Indonesia Memanggil (IM57+) Institute menilai pemerintah sedang berupaya menjustifikasi keringanan hukuman koruptor, bahkan pemaafan dengan menggunakan dalih optimalisasi pemulihan aset korupsi.
"Silakan ditelaah regulasi di seluruh dunia apakah ada upaya penghapusan pidana ketika adanya pemulihan aset? Jawabannya tidak ada," tegas Ketua IM57+ Institute Lakso Anindito saat dihubungi melalui pesan tertulis, Kamis (19/12).
Menurut organisasi antikorupsi bentukan mantan pegawai KPK yang dipecat karena dicap tidak lolos asesmen Tes Wawasan Kebangsaan (TWK) ini, pemulihan aset dan penghukuman merupakan dua rel yang berjalan bersamaan, tidak menegasikan satu dengan lainnya.
Lakso menyatakan optimalisasi aset hasil korupsi tanpa penghukuman badan hanya menyasar korporasi.
Sedangkan untuk manusia atau person, harus ada hukuman fisik supaya timbul efek jera.

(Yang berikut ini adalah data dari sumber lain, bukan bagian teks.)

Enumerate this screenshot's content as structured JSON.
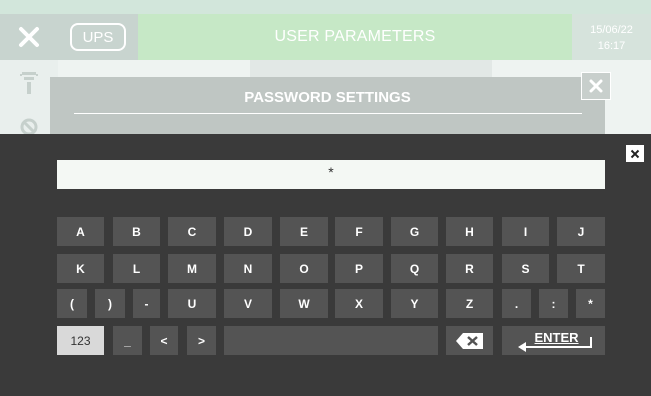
{
  "header": {
    "close_icon": "close-x-icon",
    "ups_label": "UPS",
    "title": "USER PARAMETERS",
    "date": "15/06/22",
    "time": "16:17"
  },
  "sidebar": {
    "icons": [
      "filter-icon",
      "ban-icon"
    ]
  },
  "dialog": {
    "title": "PASSWORD SETTINGS",
    "close_icon": "close-x-icon"
  },
  "keyboard": {
    "close_icon": "close-x-icon",
    "input_value": "*",
    "row1": [
      "A",
      "B",
      "C",
      "D",
      "E",
      "F",
      "G",
      "H",
      "I",
      "J"
    ],
    "row2": [
      "K",
      "L",
      "M",
      "N",
      "O",
      "P",
      "Q",
      "R",
      "S",
      "T"
    ],
    "row3": [
      "(",
      ")",
      "-",
      "U",
      "V",
      "W",
      "X",
      "Y",
      "Z",
      ".",
      ":",
      "*"
    ],
    "row4": {
      "mode": "123",
      "underscore": "_",
      "left": "<",
      "right": ">",
      "space": "",
      "backspace_icon": "backspace-icon",
      "enter": "ENTER"
    }
  }
}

"Penggunaan mekanisme deferred prosecution agreement untuk memastikan perkara korporasi dapat dikenakan kewajiban pembayaran dengan waktu cepat, sedangkan para direksinya dan pejabat publik tetap dihukum," ucap Lakso.
Tepis Yusril
Lakso yang juga dosen hukum pidana di salah satu sekolah tinggi di Jakarta ini turut mengkritik Yusril yang mencampuradukkan antara pemaknaan parsial UNCAC dengan inisiatif dan kepentingan segelintir elite untuk memuluskan visi meringankan dan menihilkan hukuman bagi koruptor. Ia meminta pemerintah membaca UNCAC secara utuh.

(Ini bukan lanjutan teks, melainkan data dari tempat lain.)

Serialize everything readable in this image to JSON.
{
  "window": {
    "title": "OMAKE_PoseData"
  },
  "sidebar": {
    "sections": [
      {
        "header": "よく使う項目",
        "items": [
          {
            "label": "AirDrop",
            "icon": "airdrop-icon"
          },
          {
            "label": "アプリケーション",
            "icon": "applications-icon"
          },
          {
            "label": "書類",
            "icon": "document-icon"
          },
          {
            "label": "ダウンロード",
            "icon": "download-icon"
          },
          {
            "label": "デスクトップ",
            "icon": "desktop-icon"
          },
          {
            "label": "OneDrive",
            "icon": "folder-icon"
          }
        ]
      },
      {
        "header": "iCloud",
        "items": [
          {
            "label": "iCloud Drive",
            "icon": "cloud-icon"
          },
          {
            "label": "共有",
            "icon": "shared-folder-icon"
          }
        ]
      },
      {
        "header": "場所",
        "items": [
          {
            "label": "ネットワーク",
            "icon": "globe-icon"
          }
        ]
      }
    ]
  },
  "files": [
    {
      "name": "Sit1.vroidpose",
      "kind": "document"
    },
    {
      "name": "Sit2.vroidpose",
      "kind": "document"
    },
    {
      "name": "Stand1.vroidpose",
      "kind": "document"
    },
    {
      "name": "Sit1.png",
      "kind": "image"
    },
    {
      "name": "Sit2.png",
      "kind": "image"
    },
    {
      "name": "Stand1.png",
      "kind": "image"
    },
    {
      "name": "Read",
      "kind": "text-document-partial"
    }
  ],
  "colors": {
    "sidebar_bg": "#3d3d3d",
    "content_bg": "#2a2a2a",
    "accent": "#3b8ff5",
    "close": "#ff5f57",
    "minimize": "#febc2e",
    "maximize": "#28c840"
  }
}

"Justru UNCAC mendorong pendekatan yang lebih radikal," terang Lakso.
Indonesia belum sepenuhnya mematuhi rekomendasi evaluasi implementasi UNCAC.
Dari aspek politik hukum, sebagaimana dilansir dari Transparency International Indonesia (TII), dukungan politik pemerintah sangat kurang.

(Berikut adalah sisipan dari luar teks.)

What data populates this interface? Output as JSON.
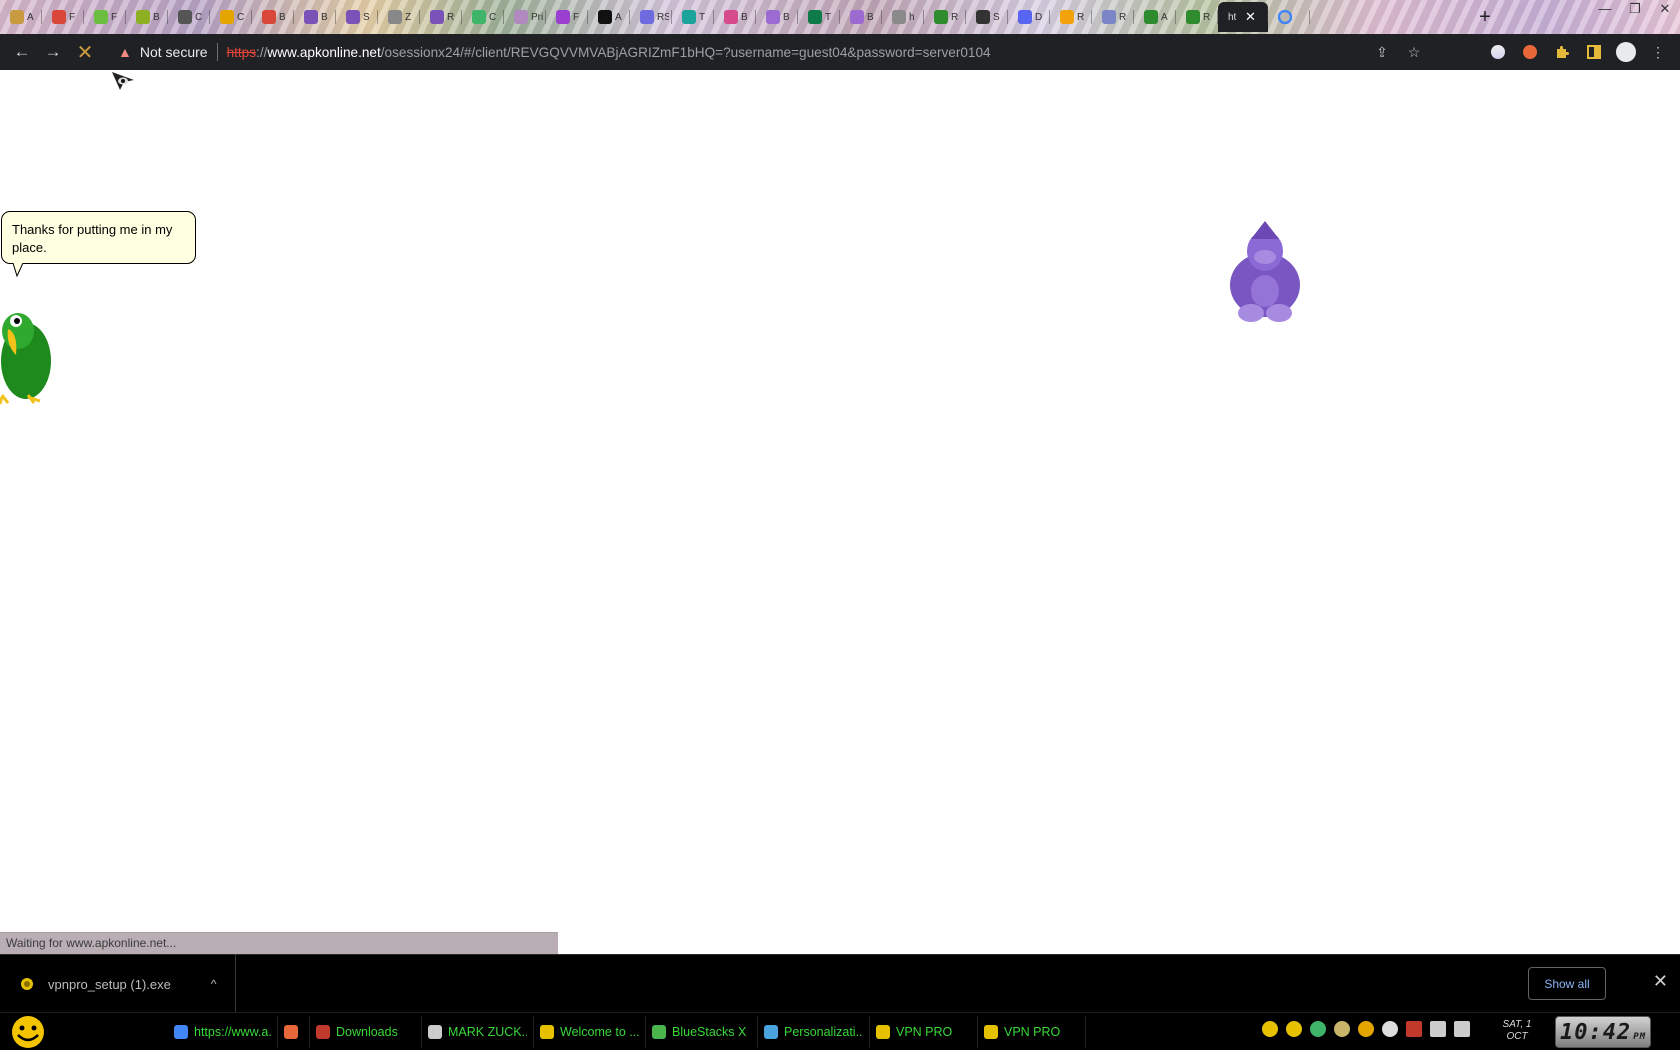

Hal itu terlihat dari berbagai regulasi yang belum disahkan seperti RUU Perampasan Aset, RUU Pembatasan Transaksi Penggunaan Uang Kartal, hingga RUU Pengadaan Barang dan Jasa.
Pemerintah dan DPR justru lebih memilih merevisi UU KPK yang bukan menjadi bagian dari hasil rekomendasi pelaksanaan UNCAC. Revisi UU tersebut telah terbukti melemahkan kerja-kerja pemberantasan korupsi.
Terlebih lagi, Indonesia belum mempunyai aturan hukum untuk bisa menindak suap yang melibatkan pihak asing atau foreign bribery, peningkatan kekayaan tidak wajar atau illicit enrichment, tindak pidana korupsi di sektor swasta dan mekanisme penjebakan.
"Apabila bicara UNCAC, berani kah Menko mendorong penerapan pendekatan ini di Indonesia?" tanya Lakso menantang.
Pusat Kajian Anti-Korupsi Universitas Gadjah Mada (Pukat UGM) menilai ide menghapus hukuman bagi koruptor yang telah mengembalikan kerugian negara merupakan hal yang sangat berbahaya.
"Secara hukum, tidak boleh ada pelaku tindak pidana korupsi yang tidak diproses hanya karena mengembalikan kerugian negara," kata Peneliti Pukat UGM Zaenur Rohman.
Zaenur mengacu pada Pasal 4 Undang-undang Pemberantasan Tindak Pidana Korupsi (UU Tipikor) yang mengatur "pengembalian kerugian keuangan negara tidak menghapuskan pidana bagi pelaku tindak pidana korupsi."
Secara hukum, pengembalian kerugian keuangan negara yang dilakukan oleh terdakwa hanya dapat menjadi salah satu faktor yang meringankan hukumannya.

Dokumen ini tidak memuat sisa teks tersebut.